Working Paper Series
“Beyond Fossil Fuels: Charting a Sustainable Transport Pathway for Bangladesh”
Citation: Raihan, S., Khan, F., and Pal, B.D. (2026). Beyond Fossil Fuels: Charting a Sustainable Transport Pathway for Bangladesh. SANEM-IFPRI Working Paper Series. SANEM Publications, Dhaka, Bangladesh.
Abstract: Bangladesh’s transport sector is at a pivotal moment, essential for growth, trade, mobility, and employment, yet increasingly strained by rising emissions and mounting climate risks. The sector employs millions and contributes about 15 percent of national emissions, driven by rapid urbanisation, road dependence, and fossil fuel use. Climate hazards—floods, cyclones, storm surges, salinity, landslides, and heat stress—are already damaging roads and railways, causing annual losses and deepening social inequalities in mobility access. The paper shows that road dominance and oil dependence are pushing emissions upward while rail and waterways remain underused. Under NDC 3.0, Bangladesh has introduced transport mitigation targets, including electric buses, metro and BRT expansion, railway electrification, and improved fuel efficiency, but implementation is challenged by fragmented policies, weak coordination, and uncertain climate finance.

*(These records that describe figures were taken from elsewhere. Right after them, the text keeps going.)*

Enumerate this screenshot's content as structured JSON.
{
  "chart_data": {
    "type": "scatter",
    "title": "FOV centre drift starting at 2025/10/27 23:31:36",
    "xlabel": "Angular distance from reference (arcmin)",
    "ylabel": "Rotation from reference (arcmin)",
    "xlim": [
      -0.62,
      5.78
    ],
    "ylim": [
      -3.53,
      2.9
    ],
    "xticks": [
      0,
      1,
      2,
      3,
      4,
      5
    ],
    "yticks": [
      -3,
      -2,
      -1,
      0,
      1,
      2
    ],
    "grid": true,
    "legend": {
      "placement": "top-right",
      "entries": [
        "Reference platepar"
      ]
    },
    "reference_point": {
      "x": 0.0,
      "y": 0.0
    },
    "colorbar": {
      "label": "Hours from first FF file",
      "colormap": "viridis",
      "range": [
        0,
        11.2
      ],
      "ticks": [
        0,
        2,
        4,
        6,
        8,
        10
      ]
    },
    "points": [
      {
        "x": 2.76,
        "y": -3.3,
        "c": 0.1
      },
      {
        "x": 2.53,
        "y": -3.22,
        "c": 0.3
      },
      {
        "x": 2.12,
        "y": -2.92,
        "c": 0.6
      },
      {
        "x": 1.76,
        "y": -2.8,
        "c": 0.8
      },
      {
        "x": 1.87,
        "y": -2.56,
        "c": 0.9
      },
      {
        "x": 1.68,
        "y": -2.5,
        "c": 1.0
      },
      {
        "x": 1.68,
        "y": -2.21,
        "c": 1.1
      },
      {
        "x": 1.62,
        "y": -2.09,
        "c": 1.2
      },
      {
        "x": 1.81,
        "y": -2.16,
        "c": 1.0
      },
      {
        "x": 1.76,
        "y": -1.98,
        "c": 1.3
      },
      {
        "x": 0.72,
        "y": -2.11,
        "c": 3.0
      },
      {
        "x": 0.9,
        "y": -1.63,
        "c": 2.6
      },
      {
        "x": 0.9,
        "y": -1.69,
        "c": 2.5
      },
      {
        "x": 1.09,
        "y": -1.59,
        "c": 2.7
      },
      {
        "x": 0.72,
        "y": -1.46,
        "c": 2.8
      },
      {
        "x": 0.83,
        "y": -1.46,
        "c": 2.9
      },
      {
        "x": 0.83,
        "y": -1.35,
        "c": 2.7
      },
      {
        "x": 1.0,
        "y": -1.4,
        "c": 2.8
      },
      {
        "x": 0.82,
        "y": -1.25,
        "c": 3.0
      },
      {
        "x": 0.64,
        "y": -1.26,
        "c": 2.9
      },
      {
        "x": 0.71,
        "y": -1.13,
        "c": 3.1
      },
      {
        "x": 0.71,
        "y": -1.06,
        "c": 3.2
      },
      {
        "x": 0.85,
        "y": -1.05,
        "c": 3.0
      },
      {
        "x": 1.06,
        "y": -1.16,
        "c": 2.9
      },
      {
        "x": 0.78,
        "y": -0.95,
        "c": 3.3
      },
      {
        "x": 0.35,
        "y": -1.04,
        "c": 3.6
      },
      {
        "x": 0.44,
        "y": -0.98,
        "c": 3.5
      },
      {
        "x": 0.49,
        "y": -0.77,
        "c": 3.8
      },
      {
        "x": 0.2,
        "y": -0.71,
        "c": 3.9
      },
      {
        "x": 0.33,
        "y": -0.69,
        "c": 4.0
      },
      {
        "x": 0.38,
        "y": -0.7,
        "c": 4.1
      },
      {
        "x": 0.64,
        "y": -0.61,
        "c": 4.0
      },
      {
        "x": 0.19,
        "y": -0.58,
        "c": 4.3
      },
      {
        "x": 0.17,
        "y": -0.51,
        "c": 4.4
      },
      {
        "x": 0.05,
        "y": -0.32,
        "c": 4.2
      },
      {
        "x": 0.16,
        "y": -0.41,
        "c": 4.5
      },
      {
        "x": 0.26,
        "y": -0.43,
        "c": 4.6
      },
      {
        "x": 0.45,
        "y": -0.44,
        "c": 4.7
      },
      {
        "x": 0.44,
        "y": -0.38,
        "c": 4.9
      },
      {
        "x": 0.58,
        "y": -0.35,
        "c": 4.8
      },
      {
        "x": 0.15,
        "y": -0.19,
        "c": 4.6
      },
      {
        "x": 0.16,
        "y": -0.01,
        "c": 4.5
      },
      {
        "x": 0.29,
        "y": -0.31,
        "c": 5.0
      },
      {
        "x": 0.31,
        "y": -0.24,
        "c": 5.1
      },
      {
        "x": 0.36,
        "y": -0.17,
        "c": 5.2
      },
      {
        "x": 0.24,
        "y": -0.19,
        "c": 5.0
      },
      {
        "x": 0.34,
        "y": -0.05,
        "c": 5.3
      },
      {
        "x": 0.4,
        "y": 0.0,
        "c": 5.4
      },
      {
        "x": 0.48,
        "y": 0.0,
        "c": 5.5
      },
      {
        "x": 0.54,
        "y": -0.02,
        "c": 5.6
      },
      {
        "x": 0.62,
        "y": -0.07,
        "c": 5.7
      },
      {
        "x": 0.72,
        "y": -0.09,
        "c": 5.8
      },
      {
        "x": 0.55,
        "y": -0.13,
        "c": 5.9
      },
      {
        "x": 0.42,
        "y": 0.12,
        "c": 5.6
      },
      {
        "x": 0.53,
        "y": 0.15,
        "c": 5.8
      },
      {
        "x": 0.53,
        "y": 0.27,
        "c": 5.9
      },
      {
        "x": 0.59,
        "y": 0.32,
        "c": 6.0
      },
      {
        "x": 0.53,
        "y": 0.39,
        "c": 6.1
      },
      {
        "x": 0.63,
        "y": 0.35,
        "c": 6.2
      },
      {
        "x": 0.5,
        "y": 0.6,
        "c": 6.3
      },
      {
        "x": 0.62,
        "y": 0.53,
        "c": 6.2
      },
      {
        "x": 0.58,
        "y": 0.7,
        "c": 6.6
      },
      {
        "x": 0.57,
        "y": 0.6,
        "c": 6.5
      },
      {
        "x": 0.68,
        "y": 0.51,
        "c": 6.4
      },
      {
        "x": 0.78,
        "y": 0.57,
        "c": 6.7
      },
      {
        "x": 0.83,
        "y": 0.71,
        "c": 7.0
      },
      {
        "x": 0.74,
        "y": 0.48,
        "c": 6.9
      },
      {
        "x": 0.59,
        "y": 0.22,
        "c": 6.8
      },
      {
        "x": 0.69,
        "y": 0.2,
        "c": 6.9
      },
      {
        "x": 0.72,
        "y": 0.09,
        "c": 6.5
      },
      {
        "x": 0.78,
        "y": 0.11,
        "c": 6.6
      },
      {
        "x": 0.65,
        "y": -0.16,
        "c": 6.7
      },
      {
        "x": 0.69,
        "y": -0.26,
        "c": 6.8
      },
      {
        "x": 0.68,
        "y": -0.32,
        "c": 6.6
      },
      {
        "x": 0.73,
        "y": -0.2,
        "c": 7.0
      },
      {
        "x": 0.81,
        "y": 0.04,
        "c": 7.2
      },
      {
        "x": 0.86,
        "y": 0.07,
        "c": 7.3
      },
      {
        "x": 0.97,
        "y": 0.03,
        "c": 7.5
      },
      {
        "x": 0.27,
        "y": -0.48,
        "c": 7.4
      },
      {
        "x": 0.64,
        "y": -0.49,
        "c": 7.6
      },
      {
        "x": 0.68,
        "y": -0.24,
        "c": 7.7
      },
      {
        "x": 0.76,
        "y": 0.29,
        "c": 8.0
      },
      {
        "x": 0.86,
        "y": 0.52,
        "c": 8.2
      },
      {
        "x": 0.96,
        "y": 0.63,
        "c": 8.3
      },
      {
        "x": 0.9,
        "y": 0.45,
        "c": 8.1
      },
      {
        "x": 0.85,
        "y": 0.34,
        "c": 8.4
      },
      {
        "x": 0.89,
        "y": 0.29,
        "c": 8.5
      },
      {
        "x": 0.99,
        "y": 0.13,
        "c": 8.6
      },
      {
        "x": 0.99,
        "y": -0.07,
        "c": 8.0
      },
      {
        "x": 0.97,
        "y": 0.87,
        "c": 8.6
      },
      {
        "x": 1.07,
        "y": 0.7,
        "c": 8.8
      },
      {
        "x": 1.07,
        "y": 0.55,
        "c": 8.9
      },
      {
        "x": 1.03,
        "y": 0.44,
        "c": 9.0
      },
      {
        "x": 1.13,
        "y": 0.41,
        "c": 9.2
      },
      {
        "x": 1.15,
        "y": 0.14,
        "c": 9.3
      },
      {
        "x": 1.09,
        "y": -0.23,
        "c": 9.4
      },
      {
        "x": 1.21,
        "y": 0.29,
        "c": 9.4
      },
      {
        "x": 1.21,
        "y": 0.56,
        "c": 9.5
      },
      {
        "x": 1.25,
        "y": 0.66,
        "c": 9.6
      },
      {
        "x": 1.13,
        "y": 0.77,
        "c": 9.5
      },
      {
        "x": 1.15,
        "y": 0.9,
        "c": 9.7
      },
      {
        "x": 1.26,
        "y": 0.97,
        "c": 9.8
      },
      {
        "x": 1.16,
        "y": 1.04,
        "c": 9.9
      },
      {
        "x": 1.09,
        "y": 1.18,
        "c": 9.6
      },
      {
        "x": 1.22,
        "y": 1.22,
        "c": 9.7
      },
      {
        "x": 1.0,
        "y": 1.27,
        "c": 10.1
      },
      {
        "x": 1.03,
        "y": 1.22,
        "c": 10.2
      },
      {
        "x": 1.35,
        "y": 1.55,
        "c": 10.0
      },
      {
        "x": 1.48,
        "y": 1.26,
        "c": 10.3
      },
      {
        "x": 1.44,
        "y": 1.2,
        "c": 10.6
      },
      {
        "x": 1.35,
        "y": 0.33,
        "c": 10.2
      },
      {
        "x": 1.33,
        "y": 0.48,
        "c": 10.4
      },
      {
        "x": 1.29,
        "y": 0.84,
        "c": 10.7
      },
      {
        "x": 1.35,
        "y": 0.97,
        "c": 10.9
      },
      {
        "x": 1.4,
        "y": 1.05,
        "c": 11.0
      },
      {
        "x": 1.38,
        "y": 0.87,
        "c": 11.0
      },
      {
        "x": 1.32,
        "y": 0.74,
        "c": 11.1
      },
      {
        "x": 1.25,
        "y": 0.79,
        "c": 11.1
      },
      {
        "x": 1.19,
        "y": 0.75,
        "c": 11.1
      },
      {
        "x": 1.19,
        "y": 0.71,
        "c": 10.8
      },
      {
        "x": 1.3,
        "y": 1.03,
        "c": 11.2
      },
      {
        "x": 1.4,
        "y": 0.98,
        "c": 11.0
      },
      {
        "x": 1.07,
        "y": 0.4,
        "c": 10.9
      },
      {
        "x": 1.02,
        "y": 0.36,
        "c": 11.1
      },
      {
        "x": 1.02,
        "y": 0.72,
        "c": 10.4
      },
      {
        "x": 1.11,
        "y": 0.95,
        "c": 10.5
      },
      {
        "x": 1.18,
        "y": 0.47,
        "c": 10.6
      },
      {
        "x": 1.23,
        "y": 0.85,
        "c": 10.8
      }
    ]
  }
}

Using a dynamic CGE model, the study finds that green transport interventions—especially rapid transit, electric buses, and railway upgrades—can raise GDP, create over two million jobs, reduce poverty, and ease congestion, with rapid transit delivering the largest economic gains. The paper concludes that Bangladesh needs a coherent, climate‑resilient transport strategy centred on public and mass transit, multimodal systems, cleaner vehicles, reliable charging infrastructure, and strong institutional capacity. Done well, transport transformation can cut emissions while boosting productivity, reducing congestion costs, improving air quality, and supporting a more inclusive development path.